Ne pensez-vous pas que le silence au niveau des femmes ou filles victimes d’agression sexuelle, de violence et de discrimination, ne sera pas un frein à vos actions ?

Justement c’est le mur du silence que nous sommes appelés à briser.

Comment comptez-vous y parvenir?

Pour briser le mur du silence, il faut informer. Parce que vous savez, il y a beaucoup de femmes qui ne savent pas qu’elles ont le choix, qui ne savent pas qu’elles peuvent dire ‘’non’’. Et même si elles étaient informées qu’on pouvait dire ‘’non’’, parfois , tout simplement, leur situation financière, leur situation de totale dépendance financière et matérielle vis-à-vis de la personne qui est l’auteur des violences qu’elles subissent, fait qu’elle n’ont pas le choix qu’ont les femmes qui sont plus autonomes financièrement. Donc, veiller à ce qu’il soit porté assistance à ce genre de victimes fait partie des missions qui sont assignées à l’institut. Je ne doute pas que la présidente de l’Institut aux côtés de laquelle je vais travailler, je ne doute pas que nos compétences et nos volontés conjuguées ne parviendraient pas à trouver par ailleurs au sein des communautés les remèdes à cette situation. Vous savez, les agents de changement, les leviers qu’on peut pousser au sein des communautés existent. Il y a toujours des femmes et des hommes qui sont au sein des sociétés, les bonnes personnes avec lesquelles on peut être connectées pour obtenir des transformations sociales.

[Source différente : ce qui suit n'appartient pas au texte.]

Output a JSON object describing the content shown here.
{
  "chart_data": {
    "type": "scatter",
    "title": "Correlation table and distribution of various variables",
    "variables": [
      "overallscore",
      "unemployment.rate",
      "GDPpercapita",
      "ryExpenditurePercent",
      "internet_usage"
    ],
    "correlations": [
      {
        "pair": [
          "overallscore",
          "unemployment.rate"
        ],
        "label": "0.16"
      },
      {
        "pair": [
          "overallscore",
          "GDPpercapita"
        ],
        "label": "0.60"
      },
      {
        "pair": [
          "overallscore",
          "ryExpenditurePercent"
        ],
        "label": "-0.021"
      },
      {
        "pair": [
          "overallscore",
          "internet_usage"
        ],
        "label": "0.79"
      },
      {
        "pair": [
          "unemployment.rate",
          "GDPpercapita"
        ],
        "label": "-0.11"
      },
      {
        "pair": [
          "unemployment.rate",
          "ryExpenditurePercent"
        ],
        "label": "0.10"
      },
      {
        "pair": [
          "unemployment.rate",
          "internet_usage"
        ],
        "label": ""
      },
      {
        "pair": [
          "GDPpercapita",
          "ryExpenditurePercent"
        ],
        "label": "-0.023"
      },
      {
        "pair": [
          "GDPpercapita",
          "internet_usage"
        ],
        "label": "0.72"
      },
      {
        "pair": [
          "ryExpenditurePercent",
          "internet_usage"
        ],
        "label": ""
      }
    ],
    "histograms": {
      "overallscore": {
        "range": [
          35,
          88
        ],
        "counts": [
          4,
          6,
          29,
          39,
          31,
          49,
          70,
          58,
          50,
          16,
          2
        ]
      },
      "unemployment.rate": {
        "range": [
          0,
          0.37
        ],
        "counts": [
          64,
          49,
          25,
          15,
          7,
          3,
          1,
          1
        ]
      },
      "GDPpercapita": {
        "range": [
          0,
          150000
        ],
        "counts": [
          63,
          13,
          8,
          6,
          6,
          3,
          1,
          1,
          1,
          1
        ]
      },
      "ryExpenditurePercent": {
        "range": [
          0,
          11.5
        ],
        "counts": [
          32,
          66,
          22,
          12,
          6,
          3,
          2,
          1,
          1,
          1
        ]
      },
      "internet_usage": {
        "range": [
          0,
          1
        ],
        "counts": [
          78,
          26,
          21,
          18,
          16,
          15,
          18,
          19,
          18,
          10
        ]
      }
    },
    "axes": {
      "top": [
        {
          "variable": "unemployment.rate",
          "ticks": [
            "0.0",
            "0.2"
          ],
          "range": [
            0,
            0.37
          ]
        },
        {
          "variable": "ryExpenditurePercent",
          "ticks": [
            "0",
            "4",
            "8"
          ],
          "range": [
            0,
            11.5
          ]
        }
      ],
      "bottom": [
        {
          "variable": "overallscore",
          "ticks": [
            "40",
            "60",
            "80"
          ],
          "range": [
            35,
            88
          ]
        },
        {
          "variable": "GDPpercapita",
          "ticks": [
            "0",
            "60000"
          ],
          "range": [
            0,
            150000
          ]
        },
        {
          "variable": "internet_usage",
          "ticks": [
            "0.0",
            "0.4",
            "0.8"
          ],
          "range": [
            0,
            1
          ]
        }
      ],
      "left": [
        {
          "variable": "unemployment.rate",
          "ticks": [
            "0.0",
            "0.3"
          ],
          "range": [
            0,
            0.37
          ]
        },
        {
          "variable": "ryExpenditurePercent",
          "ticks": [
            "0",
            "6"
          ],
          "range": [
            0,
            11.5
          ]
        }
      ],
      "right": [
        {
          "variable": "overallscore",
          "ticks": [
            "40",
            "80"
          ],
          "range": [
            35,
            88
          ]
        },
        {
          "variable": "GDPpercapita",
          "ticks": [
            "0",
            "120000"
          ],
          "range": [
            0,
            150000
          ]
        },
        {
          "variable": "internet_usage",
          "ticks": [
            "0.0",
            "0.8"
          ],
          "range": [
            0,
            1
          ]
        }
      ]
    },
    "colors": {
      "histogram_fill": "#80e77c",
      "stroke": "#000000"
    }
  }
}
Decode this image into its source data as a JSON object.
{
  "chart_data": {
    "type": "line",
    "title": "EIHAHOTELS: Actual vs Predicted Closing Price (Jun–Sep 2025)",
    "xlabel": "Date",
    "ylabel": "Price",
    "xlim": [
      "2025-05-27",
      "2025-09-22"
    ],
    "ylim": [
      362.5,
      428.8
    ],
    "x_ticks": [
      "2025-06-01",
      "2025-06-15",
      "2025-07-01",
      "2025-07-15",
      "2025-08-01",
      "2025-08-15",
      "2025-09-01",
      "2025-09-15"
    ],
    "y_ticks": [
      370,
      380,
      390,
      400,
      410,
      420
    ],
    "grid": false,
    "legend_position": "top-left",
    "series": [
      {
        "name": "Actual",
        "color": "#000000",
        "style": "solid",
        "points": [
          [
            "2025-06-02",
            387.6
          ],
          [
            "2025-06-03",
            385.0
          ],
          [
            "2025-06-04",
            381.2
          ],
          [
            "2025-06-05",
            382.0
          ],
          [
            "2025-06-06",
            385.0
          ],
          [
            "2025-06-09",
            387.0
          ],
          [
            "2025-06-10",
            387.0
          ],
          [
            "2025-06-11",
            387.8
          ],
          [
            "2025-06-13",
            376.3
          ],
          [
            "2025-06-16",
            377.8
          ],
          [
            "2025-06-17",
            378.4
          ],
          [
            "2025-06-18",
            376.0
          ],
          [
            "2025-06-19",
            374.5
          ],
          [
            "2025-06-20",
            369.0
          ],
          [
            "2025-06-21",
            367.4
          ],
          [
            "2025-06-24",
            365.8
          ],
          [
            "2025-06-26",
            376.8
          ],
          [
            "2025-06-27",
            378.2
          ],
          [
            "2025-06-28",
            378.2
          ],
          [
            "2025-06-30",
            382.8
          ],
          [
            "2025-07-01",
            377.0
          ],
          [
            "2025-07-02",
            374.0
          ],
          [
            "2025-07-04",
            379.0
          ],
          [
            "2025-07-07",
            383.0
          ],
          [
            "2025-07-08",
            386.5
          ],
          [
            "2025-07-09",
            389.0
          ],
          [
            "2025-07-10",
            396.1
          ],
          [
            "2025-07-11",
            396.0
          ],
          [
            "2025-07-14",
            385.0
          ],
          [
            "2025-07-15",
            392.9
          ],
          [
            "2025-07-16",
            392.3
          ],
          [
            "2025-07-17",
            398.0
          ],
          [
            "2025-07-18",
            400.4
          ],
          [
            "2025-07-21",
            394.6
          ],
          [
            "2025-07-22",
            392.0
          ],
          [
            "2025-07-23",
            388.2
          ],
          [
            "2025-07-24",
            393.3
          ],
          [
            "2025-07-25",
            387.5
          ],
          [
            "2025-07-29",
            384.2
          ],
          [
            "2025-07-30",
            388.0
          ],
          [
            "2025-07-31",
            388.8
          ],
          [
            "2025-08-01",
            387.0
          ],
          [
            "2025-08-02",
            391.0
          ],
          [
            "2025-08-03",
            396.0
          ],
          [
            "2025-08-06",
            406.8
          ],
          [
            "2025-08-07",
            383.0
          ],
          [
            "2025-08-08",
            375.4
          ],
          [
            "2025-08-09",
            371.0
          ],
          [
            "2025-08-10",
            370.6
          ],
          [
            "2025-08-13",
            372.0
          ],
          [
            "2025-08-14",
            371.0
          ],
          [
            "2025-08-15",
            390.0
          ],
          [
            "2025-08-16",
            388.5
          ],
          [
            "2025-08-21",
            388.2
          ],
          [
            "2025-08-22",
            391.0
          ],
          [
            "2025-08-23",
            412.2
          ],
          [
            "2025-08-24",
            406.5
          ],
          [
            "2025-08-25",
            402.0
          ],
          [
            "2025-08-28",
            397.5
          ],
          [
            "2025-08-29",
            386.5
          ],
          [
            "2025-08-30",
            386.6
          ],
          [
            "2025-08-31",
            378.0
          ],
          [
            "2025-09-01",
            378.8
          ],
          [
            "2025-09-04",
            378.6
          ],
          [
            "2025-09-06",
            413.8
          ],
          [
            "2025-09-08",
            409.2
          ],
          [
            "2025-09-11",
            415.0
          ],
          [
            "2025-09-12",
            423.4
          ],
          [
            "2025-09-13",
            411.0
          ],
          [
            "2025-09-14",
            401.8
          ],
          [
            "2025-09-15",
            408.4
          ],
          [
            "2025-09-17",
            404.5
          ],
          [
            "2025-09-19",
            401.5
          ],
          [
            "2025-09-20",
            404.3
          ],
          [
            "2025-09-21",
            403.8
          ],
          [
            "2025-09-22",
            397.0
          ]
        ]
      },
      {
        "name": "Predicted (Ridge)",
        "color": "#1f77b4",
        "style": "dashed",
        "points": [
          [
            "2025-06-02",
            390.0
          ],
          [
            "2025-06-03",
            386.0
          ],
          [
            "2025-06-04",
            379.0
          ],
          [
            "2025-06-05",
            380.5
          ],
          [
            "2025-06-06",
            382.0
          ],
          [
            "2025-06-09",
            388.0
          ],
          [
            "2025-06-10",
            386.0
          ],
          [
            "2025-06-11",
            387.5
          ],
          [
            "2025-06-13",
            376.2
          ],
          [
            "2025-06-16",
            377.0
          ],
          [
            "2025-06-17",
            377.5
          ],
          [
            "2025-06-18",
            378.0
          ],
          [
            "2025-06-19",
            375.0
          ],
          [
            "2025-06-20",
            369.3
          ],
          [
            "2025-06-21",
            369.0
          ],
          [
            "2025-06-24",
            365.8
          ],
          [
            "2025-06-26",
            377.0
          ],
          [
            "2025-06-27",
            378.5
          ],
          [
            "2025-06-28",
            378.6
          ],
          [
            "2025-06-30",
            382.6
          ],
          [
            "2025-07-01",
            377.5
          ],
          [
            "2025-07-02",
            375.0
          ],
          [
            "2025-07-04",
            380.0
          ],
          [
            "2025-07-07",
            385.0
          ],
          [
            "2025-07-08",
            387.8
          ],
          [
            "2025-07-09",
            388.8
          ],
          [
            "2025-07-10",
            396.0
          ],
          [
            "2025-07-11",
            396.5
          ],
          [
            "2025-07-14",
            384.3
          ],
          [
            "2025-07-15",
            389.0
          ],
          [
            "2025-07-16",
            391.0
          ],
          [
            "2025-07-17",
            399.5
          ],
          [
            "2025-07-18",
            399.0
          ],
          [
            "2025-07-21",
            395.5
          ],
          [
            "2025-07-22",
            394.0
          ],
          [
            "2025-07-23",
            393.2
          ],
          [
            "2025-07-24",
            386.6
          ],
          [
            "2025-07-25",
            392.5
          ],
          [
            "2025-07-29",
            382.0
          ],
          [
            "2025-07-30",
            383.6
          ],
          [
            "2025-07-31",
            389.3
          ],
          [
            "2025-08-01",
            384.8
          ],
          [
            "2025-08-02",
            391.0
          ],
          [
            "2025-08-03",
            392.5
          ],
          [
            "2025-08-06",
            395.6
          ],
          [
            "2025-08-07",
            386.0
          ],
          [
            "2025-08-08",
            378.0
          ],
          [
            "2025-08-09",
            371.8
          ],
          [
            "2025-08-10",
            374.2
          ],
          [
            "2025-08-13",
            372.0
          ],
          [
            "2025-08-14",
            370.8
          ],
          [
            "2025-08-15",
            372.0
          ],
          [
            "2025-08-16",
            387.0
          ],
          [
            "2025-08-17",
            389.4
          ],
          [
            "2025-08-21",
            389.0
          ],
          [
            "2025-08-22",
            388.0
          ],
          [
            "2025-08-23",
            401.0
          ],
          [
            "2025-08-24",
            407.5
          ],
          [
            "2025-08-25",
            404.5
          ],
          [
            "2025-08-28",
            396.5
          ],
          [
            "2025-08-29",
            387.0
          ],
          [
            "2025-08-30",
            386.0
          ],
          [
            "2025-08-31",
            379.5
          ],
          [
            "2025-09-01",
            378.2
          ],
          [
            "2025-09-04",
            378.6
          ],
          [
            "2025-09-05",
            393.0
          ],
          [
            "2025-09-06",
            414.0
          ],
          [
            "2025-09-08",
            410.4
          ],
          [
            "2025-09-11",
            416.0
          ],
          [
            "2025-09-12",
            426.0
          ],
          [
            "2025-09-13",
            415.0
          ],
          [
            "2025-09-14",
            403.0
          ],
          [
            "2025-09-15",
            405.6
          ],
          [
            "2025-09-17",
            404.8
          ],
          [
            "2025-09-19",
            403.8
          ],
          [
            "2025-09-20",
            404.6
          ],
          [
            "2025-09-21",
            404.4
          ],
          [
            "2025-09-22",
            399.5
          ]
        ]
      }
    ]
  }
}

Ces personnes-là, je crois que nous devons apprendre à les rechercher, parce que ce sont elles qui peuvent porter le message des lois. Ce sont ces personnes qui peuvent nous aider à porter le message des lois dans un langage auquel s’identifient également les communautés dans nos contrées les plus reculées. Donc, je reste vraiment très optimiste. Nous avons un outil institutionnel qui va être doté de capacités qui nous permettront une prise en charge qui prévient, qui accompagne quand ça arrive et qui fait en sorte qu’on n’en garde pas des séquelles définitives.

Un mot pour conclure cet entretien

Nous sommes sur le bon chemin. La machine est en train de se mettre en branle. Nous avons attendu longtemps un certain nombre de choses. Et nous voyons se poser petit à petit les puzzles des voies qui nous permettront vraiment d’arriver à assurer autant que possible une protection et un accompagnement dans les discriminations que subissent les femmes et les filles, dans les violences qui sont perpétrées à leur endroit. Je voudrais aussi rassurer que cette machine institutionnelle, une machine juridique, une machine sociale, qui va être une machine psycho-sociale… n’est pas dirigée contre les hommes. Ça aussi je voudrais le dire. La marche vers cette transformation sociale, ce changement des mentalités ne se fera pas sans l’intégration des hommes dans la machine de l’accompagnement, de la prévention, de la mutation progressive de l’Etat dans lequel nous sommes aujourd’hui parce que les  filles d’aujourd’hui sont les femmes de demain. Voyez le nombre de filles dont l’avenir est hypothéqué. Je ne pense pas que ça laisse les hommes indifférents. Et donc, ça se fera avec la société, avec toutes les personnes qui composent la société dans leur diversité et dans leur complémentarité. C’est quelque chose de bien qui nous arrive à nous tous.